The Evolution of The Exclusionary Rule
"The Fourth Amendment contains no provision expressly precluding the use of evidence obtained in violation of its commands," but in Weeks v. United States (1914) and Mapp v. Ohio (1961), the Supreme Court created the exclusionary rule, which generally operates to suppress - i.e. prevent the introduction at trial of - evidence obtained in violation of Constitutional rights. "Suppression of evidence, however, has always been last resort, not first impulse. The exclusionary rule generates substantial social costs, which sometimes include setting the guilty free and the dangerous at large." In United States v. Leon, the Supreme Court clarified that the exclusionary rule "operates as a judicially created remedy designed to safeguard Fourth Amendment rights generally through its deterrent effect, rather than a personal constitutional right of the party aggrieved." Application of the rule should be sensitive to this purpose, the court said: If suppression "does not result in appreciable deterrence," the court had said, "its use ... is unwarranted."

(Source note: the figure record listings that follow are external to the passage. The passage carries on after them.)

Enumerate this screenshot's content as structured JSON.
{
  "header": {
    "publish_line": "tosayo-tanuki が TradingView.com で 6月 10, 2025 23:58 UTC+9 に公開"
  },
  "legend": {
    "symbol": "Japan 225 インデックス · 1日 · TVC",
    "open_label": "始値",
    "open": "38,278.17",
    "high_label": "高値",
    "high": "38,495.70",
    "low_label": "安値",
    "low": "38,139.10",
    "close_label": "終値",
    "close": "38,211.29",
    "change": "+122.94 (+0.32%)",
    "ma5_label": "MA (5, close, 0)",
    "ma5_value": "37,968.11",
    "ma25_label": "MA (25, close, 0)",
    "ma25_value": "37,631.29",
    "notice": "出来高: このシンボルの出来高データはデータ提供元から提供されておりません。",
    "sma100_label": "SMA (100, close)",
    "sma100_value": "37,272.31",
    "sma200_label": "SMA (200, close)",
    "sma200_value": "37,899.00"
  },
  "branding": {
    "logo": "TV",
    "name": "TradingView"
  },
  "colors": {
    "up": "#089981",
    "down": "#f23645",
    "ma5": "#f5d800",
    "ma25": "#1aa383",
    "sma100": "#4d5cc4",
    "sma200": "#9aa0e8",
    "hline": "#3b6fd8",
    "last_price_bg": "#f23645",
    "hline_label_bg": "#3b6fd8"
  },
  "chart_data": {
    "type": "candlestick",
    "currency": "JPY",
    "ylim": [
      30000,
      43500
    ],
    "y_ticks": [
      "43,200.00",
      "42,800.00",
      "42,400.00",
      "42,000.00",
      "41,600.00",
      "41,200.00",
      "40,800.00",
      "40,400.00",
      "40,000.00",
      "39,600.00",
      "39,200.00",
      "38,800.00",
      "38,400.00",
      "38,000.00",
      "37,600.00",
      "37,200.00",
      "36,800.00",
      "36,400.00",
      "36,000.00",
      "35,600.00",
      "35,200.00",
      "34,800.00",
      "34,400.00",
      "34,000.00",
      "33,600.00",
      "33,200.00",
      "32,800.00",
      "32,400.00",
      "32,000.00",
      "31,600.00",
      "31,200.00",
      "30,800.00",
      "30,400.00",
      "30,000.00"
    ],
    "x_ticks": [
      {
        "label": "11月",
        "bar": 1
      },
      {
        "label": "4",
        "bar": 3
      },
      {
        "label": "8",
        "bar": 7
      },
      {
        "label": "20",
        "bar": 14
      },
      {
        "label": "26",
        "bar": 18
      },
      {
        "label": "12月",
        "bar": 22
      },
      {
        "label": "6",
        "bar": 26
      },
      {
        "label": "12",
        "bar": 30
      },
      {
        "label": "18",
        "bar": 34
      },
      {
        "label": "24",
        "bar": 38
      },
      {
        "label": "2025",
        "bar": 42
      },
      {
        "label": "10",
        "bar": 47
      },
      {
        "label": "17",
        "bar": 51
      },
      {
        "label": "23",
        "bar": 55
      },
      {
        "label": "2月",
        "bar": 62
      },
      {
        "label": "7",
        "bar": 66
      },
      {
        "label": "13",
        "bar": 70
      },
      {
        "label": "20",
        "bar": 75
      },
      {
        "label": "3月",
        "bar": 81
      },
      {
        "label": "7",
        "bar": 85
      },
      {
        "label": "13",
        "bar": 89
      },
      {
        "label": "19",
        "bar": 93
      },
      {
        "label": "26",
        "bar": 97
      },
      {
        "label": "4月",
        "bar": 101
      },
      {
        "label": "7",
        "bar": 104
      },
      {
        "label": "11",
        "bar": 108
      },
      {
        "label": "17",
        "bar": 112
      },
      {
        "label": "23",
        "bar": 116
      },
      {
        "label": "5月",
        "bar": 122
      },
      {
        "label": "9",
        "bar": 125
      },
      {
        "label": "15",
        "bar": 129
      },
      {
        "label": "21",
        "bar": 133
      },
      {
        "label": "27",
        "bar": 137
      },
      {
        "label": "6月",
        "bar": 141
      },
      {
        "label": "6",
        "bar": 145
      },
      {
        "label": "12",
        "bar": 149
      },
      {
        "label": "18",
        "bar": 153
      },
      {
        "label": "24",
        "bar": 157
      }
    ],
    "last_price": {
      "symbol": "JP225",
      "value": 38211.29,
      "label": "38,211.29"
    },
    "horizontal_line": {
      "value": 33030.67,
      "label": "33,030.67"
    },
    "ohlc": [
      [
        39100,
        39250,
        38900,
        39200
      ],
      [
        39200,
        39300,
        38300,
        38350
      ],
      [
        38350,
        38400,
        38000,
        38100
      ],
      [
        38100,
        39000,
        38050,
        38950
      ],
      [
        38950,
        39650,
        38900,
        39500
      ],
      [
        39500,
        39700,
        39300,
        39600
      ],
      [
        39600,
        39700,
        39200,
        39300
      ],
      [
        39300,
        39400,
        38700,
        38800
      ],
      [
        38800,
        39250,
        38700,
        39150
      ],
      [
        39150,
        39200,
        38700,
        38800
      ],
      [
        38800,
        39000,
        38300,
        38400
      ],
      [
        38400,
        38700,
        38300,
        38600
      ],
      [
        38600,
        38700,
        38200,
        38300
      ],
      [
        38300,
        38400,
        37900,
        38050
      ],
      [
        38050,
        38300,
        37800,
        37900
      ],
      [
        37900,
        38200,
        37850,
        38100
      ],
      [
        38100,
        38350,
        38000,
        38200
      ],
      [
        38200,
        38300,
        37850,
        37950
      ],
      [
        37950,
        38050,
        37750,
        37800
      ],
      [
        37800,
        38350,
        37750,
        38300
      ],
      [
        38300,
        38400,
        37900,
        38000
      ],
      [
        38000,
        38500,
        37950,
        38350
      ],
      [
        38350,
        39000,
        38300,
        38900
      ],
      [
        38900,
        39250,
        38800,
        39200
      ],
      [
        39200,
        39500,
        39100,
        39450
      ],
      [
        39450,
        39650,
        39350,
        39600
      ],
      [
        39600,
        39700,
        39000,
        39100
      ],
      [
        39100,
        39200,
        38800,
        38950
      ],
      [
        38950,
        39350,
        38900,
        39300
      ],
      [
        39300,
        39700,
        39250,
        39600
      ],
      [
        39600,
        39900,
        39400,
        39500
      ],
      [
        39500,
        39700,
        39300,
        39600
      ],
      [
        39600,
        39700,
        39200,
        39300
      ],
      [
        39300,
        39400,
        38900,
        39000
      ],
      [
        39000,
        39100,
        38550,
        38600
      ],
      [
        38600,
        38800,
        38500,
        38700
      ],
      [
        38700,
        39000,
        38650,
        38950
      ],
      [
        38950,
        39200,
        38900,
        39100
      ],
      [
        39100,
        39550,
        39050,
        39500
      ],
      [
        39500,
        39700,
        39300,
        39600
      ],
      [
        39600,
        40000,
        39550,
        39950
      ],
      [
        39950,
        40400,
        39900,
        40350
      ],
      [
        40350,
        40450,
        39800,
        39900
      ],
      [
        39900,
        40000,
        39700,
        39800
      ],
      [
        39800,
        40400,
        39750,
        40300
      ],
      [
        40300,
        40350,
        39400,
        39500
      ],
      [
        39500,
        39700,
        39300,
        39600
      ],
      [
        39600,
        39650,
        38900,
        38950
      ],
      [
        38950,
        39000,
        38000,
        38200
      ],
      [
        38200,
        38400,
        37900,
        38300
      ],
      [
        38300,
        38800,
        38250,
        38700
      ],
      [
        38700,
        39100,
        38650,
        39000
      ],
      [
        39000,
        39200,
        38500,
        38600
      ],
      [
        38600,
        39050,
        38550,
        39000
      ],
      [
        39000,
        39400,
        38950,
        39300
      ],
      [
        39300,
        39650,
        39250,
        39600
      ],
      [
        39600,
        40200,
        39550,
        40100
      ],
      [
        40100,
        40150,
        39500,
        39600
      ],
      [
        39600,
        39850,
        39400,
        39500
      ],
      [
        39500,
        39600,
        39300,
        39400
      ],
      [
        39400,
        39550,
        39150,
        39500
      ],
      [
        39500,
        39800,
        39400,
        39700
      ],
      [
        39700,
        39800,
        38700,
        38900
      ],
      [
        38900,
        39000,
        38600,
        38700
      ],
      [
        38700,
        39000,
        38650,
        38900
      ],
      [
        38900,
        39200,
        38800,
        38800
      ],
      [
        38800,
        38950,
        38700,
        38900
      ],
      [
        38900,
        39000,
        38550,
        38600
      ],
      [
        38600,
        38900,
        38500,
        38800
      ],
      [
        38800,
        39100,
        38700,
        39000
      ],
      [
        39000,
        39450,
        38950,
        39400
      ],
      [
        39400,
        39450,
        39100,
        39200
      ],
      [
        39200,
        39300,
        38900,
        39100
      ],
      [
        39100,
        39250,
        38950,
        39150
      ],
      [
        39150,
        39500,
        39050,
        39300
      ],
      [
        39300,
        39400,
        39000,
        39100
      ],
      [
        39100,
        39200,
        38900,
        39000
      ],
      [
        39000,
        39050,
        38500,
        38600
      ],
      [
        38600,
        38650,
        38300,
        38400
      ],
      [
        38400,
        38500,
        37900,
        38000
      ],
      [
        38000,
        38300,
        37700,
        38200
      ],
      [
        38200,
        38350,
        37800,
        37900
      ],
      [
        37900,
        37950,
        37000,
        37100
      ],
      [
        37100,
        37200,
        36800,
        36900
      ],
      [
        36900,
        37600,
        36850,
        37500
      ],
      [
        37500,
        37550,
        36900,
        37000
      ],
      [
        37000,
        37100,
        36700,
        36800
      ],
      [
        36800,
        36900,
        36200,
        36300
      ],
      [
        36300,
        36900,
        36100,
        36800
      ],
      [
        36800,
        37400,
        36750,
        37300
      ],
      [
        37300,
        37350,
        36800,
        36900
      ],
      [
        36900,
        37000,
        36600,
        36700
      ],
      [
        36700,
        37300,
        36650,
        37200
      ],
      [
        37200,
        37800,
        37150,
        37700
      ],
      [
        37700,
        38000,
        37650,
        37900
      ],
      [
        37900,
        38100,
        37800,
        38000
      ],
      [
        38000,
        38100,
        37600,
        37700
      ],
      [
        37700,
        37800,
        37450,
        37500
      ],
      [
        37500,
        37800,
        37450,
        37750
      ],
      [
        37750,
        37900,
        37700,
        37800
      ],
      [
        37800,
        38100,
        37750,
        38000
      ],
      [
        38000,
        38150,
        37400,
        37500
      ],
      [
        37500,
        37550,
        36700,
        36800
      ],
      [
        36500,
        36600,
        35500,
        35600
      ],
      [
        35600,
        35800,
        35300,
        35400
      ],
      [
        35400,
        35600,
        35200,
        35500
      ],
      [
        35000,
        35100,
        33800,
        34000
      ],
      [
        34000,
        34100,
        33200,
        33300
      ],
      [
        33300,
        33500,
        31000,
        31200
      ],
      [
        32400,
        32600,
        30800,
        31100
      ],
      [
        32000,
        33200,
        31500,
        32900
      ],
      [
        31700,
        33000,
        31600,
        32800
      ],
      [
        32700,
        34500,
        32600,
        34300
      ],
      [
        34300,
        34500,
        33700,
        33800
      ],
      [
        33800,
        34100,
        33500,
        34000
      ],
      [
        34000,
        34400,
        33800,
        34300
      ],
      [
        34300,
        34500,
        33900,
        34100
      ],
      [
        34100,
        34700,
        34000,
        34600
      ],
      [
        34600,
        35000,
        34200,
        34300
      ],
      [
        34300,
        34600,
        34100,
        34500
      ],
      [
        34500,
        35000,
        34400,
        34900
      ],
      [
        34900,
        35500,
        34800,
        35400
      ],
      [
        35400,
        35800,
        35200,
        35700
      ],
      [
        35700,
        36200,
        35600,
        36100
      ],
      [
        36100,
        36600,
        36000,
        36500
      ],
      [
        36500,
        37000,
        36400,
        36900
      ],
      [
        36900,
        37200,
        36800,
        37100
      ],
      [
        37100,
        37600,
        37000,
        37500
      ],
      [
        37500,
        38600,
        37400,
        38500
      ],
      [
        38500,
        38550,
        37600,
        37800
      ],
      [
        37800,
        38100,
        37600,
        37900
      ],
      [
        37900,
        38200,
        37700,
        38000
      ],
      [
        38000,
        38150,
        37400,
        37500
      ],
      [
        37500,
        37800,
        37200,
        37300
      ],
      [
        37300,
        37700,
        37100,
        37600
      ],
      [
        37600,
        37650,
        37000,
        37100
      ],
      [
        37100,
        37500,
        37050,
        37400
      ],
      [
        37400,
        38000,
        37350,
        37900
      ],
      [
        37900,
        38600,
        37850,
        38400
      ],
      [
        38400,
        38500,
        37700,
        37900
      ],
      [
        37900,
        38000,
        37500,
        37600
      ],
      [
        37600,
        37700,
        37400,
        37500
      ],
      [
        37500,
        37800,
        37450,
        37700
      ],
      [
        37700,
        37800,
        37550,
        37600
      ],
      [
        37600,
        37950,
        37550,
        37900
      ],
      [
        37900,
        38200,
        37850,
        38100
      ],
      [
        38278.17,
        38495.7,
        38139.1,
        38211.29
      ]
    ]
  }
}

Thus, for example, in Leon itself, the court concluded that the fruits of a search based on a search warrant later found defective should not be excluded because the rule's deterrent purpose "will only rarely be served by applying it in such circumstances," and in Arizona v. Evans, the court concluded that the fruits of a search based on an arrest warrant that was no longer valid, but that was still listed in the police system because of an error by the issuing court's clerk, should not be excluded because such exclusion would have no deterrent effect.